During the journey home, there seemed to be more reports than usual of the PGP during the day, and with this being its 7th day, I just knew it would be it's last. 

We arrived home, and I was up early on Saturday morning. I was unable to sleep. The nerves were getting the better of me. I went to Westport and returned home early as it was my wife's 21st birthday. 

Then, just after 08:00hrs, the news I'd been hoping and praying for the last seven days came on the pager. It was still present for it's 8th day. My wife continued to open her presents.....GAS was not answering his texts. Time stood still. At 09:00hrs he picked me up and we were away. 

A brisk drive took place, and it was pouring down.
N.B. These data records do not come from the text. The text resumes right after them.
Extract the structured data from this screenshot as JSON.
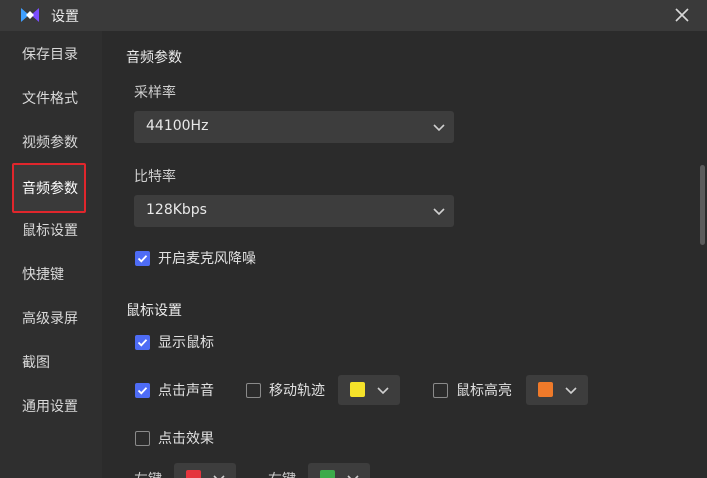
{
  "titlebar": {
    "title": "设置"
  },
  "sidebar": {
    "items": [
      {
        "label": "保存目录"
      },
      {
        "label": "文件格式"
      },
      {
        "label": "视频参数"
      },
      {
        "label": "音频参数"
      },
      {
        "label": "鼠标设置"
      },
      {
        "label": "快捷键"
      },
      {
        "label": "高级录屏"
      },
      {
        "label": "截图"
      },
      {
        "label": "通用设置"
      }
    ],
    "active": "音频参数"
  },
  "audio": {
    "section_title": "音频参数",
    "sample_rate_label": "采样率",
    "sample_rate_value": "44100Hz",
    "bitrate_label": "比特率",
    "bitrate_value": "128Kbps",
    "noise_reduction_label": "开启麦克风降噪",
    "noise_reduction_checked": true
  },
  "mouse": {
    "section_title": "鼠标设置",
    "show_cursor_label": "显示鼠标",
    "show_cursor_checked": true,
    "click_sound_label": "点击声音",
    "click_sound_checked": true,
    "move_track_label": "移动轨迹",
    "move_track_checked": false,
    "move_track_color": "#f5e22a",
    "highlight_label": "鼠标高亮",
    "highlight_checked": false,
    "highlight_color": "#ef7a2a",
    "click_effect_label": "点击效果",
    "click_effect_checked": false,
    "left_key_label": "左键",
    "left_key_color": "#e5343d",
    "right_key_label": "右键",
    "right_key_color": "#3cab4a"
  },
  "colors": {
    "accent": "#4e6cf5",
    "highlight_border": "#e0262c"
  }
}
I was hoping that as we drove east, we would be just in front of the rain. By the time we arrived at Drayton Bassett it was still dry, but as we walked down the canal it started to spit. As we walked along the towpath, I glanced through a gap in the hedge and noticed a group of birders standing by the scrape. A quick scan with my bins and there was the brilliant Pacific Golden Plover standing on the edge of an island. It was a beautiful sight. Eight days of build up. Eight days of nervous tension. And we'd achieved a minor miracle. 

We walked round onto the reserve and enjoyed excellent views until the heavens opened and we retreated back to the car. 
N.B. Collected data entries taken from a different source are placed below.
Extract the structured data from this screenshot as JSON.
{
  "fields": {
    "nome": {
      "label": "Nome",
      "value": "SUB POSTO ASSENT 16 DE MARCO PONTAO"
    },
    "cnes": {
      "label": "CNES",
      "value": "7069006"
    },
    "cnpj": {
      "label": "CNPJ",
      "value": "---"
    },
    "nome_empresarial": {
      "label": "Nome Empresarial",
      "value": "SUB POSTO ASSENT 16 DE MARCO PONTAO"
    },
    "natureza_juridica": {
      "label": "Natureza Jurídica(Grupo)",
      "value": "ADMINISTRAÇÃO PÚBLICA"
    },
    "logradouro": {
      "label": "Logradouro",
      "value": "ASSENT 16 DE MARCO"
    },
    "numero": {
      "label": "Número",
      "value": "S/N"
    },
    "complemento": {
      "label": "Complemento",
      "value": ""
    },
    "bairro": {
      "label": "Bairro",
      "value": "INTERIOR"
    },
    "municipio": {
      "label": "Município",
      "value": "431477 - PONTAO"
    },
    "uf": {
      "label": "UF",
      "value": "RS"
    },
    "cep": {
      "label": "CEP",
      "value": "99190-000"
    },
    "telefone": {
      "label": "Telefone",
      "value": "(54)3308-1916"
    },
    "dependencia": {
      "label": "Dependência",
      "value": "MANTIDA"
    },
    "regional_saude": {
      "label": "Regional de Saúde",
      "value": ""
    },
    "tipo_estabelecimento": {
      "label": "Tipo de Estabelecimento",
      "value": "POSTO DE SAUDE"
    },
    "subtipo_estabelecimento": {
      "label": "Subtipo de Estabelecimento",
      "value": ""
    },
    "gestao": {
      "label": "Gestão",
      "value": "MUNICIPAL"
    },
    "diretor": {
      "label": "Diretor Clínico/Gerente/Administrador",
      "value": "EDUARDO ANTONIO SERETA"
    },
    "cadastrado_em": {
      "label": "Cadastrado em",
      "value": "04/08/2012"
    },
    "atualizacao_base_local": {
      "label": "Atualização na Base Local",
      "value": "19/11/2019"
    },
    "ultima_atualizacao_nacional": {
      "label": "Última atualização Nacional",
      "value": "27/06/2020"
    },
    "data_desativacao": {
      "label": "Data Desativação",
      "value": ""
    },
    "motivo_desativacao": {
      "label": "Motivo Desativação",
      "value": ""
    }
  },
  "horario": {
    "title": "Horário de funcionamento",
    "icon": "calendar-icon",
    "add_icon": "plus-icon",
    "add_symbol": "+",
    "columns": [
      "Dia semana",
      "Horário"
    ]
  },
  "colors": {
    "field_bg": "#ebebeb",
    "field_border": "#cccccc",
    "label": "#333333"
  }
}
Soaked to the skin, and with suitcases to unpack, we returned home; birding was over for the day. After all, everything else today would be just an anti climax. 

Just phone photo's I'm afraid. My camera malfunctioned just before I went away. Its repaired now.

During the afternoon, our trip during the morning took on extra significance. News started filtering out that there was no sign of it during the afternoon, and by the evening it hadn't been refound. It turned out that at 12:30, just after the torrential downpour had stopped, it took flight.

We'd made it with just two hours to spare. Now that's close. But then again I think back to the SANDHILL CRANE flying off on the Friday afternoon. Yes, you owed me one for that and thank you for making the PGP stay!